My sentiments exactly.
David Baddiel adding the decoration to his bake: “They’re like orange fish in a very polluted sea.”
“This will cool it down”, says David as he pours hot curd onto his hot pastry. Across the tent, Kelly has gone quietly intense, Anne-Marie is gasping for air and James has reached for a blowtorch.
Anne-Marie just tried to open the fridge with her foot.
Is Anne-Marie the most competitive celeb baker we’ve ever had? She is having a GLORIOUS time as her fellow celebs succumb to the chaos. Same, to be fair.
Anne-Marie is a hoot. It’s like she’s just saying everything she’s thinking. Meanwhile … how does Kelly Holmes react when her timer goes off? “TIMER MEANS SOMETHING! TIMER MEANS SOMETHING!”
A glance both BTL and on Twitter shows that the internet has little faith in David Baddiel…
Can’t get over Anne-Marie panicking while being reminded that she has a tattoo of the words “don’t panic.”
And I’m losing it over Anne-Marie’s casual “hello” as Prue inspects her table behind her.
Anne-Marie is doing a banoffee tart.

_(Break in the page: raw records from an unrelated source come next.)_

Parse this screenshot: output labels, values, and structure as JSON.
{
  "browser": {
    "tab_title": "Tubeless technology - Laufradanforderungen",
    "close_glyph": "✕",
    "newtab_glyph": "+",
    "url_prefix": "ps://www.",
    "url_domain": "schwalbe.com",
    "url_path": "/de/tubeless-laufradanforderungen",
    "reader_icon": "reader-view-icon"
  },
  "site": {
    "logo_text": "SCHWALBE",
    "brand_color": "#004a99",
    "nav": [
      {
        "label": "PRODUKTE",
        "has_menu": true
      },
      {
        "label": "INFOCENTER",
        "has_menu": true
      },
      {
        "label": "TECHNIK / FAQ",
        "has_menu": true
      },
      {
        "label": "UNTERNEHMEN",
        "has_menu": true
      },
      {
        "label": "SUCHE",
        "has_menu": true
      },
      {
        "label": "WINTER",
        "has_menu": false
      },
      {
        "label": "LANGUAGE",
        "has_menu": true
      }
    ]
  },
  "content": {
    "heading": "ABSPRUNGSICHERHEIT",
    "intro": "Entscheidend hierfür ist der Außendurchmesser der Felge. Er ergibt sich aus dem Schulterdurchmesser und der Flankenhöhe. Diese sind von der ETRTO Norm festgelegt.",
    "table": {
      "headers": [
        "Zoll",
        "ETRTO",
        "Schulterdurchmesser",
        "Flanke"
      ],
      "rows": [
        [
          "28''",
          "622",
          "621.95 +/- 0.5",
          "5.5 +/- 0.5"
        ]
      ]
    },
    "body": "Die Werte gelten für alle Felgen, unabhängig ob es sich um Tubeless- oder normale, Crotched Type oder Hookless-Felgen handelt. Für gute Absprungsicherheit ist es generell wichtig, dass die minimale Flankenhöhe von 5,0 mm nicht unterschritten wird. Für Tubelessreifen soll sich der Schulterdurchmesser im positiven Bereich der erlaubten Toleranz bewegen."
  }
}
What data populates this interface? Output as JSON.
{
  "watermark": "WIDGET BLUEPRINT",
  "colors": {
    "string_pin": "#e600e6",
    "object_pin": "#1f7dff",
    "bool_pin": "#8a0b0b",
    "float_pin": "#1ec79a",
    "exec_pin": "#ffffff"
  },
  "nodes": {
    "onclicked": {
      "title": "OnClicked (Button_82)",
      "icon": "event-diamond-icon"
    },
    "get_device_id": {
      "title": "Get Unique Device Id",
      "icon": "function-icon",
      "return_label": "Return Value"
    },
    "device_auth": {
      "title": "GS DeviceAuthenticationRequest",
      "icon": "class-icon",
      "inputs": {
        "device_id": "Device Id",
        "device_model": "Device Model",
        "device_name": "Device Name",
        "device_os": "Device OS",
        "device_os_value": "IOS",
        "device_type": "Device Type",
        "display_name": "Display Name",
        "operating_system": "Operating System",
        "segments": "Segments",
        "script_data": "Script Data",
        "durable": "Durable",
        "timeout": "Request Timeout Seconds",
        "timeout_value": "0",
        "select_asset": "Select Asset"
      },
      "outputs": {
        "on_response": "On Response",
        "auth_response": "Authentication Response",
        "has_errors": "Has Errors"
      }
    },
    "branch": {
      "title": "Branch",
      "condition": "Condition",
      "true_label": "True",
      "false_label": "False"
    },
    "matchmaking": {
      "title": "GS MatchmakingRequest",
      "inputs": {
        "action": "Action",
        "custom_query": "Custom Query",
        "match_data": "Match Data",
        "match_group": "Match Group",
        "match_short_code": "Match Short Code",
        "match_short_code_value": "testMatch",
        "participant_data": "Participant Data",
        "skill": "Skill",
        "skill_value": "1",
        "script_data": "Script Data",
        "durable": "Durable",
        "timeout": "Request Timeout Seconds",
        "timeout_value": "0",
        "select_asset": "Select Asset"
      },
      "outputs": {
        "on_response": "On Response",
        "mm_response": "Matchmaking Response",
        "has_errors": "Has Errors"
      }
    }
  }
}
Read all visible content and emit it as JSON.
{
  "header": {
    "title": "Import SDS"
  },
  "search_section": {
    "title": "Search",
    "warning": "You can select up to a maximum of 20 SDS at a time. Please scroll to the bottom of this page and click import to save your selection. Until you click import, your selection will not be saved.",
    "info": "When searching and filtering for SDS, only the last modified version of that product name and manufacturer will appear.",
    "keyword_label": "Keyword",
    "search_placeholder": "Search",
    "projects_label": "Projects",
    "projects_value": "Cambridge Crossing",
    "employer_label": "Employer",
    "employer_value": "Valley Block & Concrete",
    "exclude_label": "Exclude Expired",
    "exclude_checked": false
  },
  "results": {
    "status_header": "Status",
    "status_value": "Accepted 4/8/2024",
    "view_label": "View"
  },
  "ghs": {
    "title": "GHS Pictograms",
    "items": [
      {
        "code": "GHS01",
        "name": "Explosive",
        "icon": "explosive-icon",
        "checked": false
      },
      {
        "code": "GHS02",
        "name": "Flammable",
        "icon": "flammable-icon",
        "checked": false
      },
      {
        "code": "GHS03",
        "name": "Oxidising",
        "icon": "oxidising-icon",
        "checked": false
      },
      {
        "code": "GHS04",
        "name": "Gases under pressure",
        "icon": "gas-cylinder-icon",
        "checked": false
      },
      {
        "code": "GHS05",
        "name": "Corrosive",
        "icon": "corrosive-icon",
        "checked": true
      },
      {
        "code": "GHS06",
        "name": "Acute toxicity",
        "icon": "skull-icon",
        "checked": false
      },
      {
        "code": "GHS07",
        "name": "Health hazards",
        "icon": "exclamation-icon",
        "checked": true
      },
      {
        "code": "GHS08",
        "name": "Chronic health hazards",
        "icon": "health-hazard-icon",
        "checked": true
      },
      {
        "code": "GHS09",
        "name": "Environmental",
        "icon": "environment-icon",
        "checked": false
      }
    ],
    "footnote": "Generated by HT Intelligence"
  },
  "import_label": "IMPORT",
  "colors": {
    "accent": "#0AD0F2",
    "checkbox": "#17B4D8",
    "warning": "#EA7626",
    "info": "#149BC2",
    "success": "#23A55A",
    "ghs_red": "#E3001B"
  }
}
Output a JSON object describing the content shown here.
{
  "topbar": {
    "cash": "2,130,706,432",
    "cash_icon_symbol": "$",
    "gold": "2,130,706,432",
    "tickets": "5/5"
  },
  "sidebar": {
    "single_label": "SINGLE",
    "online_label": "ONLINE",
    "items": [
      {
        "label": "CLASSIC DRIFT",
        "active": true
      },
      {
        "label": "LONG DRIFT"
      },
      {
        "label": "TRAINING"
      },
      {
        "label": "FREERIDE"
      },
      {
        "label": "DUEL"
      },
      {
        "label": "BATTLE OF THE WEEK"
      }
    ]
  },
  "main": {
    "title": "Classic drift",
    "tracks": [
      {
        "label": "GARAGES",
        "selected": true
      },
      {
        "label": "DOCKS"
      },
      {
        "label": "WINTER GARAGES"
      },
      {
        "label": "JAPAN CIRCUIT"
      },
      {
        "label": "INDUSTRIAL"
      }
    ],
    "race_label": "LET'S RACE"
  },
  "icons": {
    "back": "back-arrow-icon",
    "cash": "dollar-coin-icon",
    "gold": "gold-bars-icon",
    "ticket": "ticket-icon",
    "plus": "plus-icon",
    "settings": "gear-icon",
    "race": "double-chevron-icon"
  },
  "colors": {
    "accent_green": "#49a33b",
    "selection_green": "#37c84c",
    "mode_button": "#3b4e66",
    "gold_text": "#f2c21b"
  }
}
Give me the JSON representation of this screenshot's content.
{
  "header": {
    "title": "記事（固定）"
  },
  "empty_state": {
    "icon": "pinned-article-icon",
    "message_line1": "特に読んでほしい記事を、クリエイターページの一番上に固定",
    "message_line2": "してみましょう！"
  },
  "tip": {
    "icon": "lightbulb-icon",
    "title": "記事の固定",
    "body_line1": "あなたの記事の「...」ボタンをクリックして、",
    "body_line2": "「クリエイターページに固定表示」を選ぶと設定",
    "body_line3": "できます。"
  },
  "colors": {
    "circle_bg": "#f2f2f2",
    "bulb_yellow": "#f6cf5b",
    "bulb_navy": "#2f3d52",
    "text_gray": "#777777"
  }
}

Remember when Daisy Ridley tried banoffee flavours last week?
“Your pastry shall not pass,” he just said. This liveblog is now inexplicitly horny.
We all do, to be fair. The less said about X-Men Apocalypse, the better. He’s now impersonating Gandalf, getting his franchises mixed up. Never found Gandalf sexy before though, so that’s confusing.
While describing a favourite meringue pie that he ate on set, James McAvoy described the film as “X-Men … one of them.”
Matt Lucas: “You’ve performed on a world stage and yet you’re nervous about a little bit of baking.”
Kelly Holmes: “I was running for about 20 years and I knew what I was doing.”
Kelly Holmes to Paul and Prue as they approach her table: “Please go away.” We are three minutes into the programme.
“Feels a bit wet” repeats James desperately in the hope that a producer might help. I remember doing similar, pleading with the producers’ blank faces while beating the daylights out of soggy choux pastry.